They stored their food in as safe a spot as possible, though Pierre said that nothing would molest it, unless it might be a hungry hedgehog, but Adrian preferred to take no risks. Then with knives freshly sharpened on the rocks, and the gun in hand, they cautiously stepped into the canoe and pushed off.
“One should not jump into a birch. Easiest thing in the world to split the bottom,” its owner had explained.
Adrian had no desire to do anything that would hinder their success, therefore submitted to his guide’s dictation with a meekness that would have amused Margot.

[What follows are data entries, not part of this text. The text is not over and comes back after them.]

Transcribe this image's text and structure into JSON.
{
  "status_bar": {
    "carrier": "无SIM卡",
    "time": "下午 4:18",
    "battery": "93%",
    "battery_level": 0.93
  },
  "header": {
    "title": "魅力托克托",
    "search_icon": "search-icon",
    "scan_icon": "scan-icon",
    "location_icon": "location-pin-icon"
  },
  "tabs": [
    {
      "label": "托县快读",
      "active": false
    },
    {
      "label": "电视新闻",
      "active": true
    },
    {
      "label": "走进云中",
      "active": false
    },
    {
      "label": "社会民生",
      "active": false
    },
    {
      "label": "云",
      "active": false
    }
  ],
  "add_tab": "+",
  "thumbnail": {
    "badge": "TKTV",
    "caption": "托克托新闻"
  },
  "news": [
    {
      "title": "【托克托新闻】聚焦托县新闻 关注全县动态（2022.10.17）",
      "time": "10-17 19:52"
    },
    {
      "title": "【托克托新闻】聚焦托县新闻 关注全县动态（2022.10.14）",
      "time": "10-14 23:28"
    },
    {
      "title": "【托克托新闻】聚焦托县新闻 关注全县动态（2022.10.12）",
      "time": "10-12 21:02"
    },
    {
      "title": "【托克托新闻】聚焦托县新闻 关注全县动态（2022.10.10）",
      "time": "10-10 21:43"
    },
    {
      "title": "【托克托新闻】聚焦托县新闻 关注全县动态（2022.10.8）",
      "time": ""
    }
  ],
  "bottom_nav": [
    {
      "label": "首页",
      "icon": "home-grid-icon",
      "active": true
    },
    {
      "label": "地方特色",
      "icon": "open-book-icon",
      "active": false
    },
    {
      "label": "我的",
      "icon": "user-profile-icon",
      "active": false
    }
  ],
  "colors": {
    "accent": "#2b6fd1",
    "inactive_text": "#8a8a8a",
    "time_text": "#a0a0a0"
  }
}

She would not have been amused by their undertaking nor its but half-anticipated results. After a long and difficult warping-up the rapids, in which Adrian’s skill at using the sharp-pointed pole that helped to keep the canoe off the rocks surprised Ricord, they reached a dead water, with low, rush-dotted banks.
“Get her into that cove yonder, and keep still. I’ve brought some bark and’ll make a horn.”
There, while they rested and listened, Pierre deftly rolled his strip of birch-bark into a horn of two feet in length, small at the mouth end but several inches wide at the other. He tied it with cedar thongs and putting it to his lips, uttered a call so like a cow-moose that Adrian wondered more and more.
“Hmm. I thought I was pretty smart, myself; but I’ll step down when you take the stand.”
“’Sh-h-h! Don’t move. Don’t speak. Don’t breathe, if you can help it.”
Adrian became rigid, all his faculties merged in that one desire to lose no sound.
Again Pierre gave the moose-call, and—hark! what was that? An answering cry, a far-away crashing of boughs, the onrush of some big creature, hastening to its mate.